Vietnam's New Corporate Income Tax Law
Vietnam has officially enacted a new Corporate Income Tax (CIT) law, which will come into effect in October 2025. Approved by the National Assembly on 14 June 2025, it will be implemented starting with the 2025 financial year. The reform underscores Vietnam's efforts to modernise its tax system, improve compliance, and encourage investment across various sectors.
Digital Economy Gains New Focus
Vietnam has broadened its tax regulations to cover the digital economy. The revised CIT law now includes more entities, such as foreign e-commerce companies and digital platforms earning income in Vietnam, as taxable. Since these platforms are regarded as a Permanent Establishment (PE) for tax purposes, their eligibility for treaty benefits might be affected. This change aligns Vietnam's tax policies with international standards, which tax digital activities based on where economic value is generated. This could impact large global tech firms operating within the country.
Significant Updates on Capital Gains and Offshore Investments
The new legislation introduces significant updates to capital gains taxes and regulations governing offshore investments. While initial drafts suggested a flat 2% tax on transfer prices, this was eliminated in the final version, with detailed rates to be determined later via regulations.
A significant change is that profits from foreign investments such as dividends or income from overseas subsidiaries—must now be reported and taxed in Vietnam in the year they are earned, regardless of whether they are repatriated or not. This change from the previous remittance-based system could cause businesses and investors to encounter tax obligations sooner.

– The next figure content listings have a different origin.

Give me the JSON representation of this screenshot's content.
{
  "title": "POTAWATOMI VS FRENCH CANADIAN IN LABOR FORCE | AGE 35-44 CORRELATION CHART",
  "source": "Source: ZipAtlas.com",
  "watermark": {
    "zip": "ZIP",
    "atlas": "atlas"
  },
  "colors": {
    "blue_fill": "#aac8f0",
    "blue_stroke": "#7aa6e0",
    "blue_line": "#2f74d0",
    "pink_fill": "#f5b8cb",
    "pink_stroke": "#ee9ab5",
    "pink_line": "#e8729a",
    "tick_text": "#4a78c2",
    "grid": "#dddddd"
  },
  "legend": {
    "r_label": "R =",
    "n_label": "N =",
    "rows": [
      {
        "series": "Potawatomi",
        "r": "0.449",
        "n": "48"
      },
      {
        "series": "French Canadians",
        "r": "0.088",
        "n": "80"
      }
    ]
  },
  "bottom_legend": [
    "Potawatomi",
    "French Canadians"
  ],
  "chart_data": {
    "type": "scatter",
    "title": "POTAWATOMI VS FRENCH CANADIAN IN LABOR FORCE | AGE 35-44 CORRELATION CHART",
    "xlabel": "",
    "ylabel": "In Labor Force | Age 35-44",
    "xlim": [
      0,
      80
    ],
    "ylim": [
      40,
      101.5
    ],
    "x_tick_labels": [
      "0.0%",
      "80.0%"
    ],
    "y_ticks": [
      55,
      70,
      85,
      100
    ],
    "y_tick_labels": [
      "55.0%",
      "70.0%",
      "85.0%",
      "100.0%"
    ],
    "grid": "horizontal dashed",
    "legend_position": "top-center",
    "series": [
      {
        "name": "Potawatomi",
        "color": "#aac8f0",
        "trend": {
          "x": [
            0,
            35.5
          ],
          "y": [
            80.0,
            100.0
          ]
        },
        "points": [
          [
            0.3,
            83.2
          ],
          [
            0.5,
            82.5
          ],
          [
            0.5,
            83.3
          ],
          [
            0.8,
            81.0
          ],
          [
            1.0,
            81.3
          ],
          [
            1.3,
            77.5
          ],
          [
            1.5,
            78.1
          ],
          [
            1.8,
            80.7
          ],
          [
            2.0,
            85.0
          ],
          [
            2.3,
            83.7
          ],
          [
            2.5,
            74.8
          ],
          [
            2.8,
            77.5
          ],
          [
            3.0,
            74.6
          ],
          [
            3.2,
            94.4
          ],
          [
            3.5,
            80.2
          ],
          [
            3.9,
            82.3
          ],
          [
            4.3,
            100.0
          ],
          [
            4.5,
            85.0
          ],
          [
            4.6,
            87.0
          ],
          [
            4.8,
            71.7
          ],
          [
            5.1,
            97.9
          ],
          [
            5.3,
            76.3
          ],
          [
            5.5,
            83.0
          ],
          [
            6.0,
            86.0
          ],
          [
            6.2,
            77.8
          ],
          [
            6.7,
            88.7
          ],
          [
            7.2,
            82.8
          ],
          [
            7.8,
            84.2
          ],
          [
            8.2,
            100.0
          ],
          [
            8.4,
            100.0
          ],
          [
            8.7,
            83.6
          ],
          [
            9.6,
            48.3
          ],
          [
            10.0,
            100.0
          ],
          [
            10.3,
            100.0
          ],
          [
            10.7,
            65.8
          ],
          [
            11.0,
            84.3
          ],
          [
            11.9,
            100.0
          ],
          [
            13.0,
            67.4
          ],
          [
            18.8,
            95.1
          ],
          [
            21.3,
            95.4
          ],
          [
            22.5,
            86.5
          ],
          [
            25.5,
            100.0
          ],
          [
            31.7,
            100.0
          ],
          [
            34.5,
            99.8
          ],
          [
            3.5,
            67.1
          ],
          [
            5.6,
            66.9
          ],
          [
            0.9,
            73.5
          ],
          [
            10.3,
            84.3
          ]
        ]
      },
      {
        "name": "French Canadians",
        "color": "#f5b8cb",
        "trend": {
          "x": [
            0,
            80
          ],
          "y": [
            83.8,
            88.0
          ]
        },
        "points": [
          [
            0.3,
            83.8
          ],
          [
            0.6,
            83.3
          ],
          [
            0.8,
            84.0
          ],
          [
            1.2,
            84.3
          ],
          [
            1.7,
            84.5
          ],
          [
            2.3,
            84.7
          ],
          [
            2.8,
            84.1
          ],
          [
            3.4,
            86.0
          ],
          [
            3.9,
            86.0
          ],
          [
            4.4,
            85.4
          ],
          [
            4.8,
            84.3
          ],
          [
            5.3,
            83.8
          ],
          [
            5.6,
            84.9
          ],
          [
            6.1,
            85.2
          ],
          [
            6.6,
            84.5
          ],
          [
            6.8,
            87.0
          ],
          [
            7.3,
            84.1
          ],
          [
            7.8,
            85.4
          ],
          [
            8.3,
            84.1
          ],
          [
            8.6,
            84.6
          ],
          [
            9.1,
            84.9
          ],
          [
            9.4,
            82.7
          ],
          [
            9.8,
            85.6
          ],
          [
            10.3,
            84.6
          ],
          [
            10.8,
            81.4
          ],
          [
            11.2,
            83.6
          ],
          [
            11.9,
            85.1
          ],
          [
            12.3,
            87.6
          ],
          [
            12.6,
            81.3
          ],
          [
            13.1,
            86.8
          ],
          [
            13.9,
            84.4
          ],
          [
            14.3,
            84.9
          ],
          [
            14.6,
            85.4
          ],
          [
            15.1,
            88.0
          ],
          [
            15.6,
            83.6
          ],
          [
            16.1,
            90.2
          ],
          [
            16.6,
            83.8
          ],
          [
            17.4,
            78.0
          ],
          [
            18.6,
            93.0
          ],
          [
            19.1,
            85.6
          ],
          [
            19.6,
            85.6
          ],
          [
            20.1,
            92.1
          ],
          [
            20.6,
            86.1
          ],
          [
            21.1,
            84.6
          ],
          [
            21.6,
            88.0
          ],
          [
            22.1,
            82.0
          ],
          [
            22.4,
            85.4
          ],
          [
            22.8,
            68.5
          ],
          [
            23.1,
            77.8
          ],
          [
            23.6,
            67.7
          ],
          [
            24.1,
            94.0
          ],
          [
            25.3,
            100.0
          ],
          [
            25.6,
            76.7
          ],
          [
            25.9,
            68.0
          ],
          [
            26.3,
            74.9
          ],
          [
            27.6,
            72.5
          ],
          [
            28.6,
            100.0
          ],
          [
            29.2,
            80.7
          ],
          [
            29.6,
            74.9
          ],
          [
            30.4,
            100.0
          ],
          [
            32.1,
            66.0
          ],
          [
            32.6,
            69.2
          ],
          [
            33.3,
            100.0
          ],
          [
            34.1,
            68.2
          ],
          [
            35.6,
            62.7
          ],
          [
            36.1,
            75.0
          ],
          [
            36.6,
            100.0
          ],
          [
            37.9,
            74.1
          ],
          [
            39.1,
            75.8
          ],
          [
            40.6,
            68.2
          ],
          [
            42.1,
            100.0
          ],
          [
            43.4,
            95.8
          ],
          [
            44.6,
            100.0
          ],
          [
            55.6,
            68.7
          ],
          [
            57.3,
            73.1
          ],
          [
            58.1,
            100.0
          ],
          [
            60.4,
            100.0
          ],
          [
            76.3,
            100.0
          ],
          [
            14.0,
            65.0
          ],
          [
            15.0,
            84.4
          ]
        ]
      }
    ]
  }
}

Getting Ready for the Changes
Vietnamese businesses must prepare for imminent legislative updates. The upcoming laws offer benefits such as higher deductible expenses for ESG initiatives, digital transformation, and infrastructure projects, along with more adaptable loss offset options. Firms should assess their exit strategies, revisit offshore investment structures, and verify that their digital operations adhere to regulations that may now result in direct taxes in Vietnam. As the implementation date nears, proactive planning is crucial to navigate this evolving tax environment successfully.